Retrying can itself become the reason your card is declined. If you attempt the same card four or five times within a short window, Stripe Radar raises its risk score for suspected card testing — and from that point on, even perfectly valid card details stop going through.

As an indie developer who handles every billing problem alone, I keep one rule: after two consecutive declines, I stop. I wait at least thirty minutes, and I use that time to call the issuing bank or prepare a different payment method. Hitting submit a third time right away was consistently the single worst thing I could do.

It also helps to keep the environment stable across attempts. Retrying through a VPN or an incognito window tends to create a mismatch between the card's country of issue and the IP country code, which both tightens Radar's judgement and makes the underlying cause harder to isolate. For payment attempts, go back to your everyday browser on your everyday connection.

SituationWhat to do next
First declineRecheck the number, expiry, and billing address, then retry exactly once
Second declineStop. Check the authorization history in your banking app
After 30 minutesUnlock with your bank, or switch to a different card or Apple Pay

For behavior specific to Japanese issuers, "Why Rakuten Card Gets Declined on Claude" covers a separate diagnostic path, and if the failure happens when buying API credits, "Claude Pro/Max Billing and Payment Errors" walks through that side of the system.

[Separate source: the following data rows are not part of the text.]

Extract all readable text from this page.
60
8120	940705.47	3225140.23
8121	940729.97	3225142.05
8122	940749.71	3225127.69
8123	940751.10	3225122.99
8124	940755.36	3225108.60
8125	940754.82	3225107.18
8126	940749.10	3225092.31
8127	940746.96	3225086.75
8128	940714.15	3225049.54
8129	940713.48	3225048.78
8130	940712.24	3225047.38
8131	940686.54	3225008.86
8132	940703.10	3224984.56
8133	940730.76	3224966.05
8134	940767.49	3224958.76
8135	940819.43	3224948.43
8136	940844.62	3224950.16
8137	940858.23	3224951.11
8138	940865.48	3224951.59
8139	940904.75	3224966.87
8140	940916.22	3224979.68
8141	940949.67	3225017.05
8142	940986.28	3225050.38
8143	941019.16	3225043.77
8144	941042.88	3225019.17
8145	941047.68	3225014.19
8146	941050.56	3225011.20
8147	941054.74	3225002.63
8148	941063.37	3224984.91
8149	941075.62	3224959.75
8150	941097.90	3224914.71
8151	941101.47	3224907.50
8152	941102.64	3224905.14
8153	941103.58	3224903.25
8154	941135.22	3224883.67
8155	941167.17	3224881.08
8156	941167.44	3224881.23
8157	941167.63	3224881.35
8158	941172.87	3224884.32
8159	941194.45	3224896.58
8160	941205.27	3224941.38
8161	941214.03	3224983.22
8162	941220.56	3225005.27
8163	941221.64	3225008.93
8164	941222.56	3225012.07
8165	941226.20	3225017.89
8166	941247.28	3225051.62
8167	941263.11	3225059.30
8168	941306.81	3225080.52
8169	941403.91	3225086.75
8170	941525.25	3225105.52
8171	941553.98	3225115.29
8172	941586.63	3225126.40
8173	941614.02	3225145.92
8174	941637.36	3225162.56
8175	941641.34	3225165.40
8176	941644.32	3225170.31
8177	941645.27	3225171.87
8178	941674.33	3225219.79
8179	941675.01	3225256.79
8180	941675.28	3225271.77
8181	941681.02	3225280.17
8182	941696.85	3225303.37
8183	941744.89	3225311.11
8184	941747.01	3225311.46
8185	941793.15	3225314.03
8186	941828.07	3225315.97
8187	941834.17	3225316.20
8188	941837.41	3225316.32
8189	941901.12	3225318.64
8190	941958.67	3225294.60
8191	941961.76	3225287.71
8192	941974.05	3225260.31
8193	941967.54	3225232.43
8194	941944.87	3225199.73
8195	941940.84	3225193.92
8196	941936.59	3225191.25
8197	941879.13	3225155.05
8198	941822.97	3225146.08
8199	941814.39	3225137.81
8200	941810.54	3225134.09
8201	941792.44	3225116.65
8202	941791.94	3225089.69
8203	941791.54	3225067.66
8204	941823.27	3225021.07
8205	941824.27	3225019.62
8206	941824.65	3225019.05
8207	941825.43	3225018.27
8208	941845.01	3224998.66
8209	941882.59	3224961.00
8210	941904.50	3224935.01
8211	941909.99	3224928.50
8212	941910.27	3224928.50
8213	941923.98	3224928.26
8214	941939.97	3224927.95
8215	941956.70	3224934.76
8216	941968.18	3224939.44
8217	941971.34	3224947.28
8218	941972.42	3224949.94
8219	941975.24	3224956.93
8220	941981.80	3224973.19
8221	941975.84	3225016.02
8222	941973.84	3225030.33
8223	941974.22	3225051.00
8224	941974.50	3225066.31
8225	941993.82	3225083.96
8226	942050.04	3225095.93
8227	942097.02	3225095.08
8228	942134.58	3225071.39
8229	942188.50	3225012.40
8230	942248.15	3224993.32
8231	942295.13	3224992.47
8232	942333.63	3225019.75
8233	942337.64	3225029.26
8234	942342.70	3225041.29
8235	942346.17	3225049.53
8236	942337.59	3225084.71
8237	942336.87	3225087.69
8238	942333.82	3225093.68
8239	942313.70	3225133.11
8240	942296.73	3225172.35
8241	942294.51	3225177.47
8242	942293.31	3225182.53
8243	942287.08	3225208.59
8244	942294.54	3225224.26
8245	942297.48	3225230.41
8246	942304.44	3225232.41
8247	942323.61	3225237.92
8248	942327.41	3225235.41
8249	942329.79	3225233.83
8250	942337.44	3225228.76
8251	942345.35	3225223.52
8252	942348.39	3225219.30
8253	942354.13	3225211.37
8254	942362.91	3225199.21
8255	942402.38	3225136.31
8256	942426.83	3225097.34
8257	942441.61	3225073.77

Last Resorts When Nothing Works

If none of the above works, try these in order:

  • Email Anthropic support (support@anthropic.com) for an account state review. 48–72 hour turnaround
  • Switch to Claude for Work, which supports invoice / ACH billing and skips card processing entirely
  • Use Claude through Amazon Bedrock. Charges go to your AWS bill, which bypasses Anthropic's payment system
  • Use Claude through Google Cloud Vertex AI. Same story, via GCP

Bedrock and Vertex access are explicitly supported by Anthropic's official tools including Claude Code. If personal payment is a persistent problem, routing through a cloud provider you already pay is often the cleanest long-term fix.


A Claude card decline is almost always solvable once you know which layer to look at. Start at the bank — most cases resolve there. When they don't, Wise, Apple Pay, or a Bedrock/Vertex route will get you back to writing code instead of arguing with checkout forms.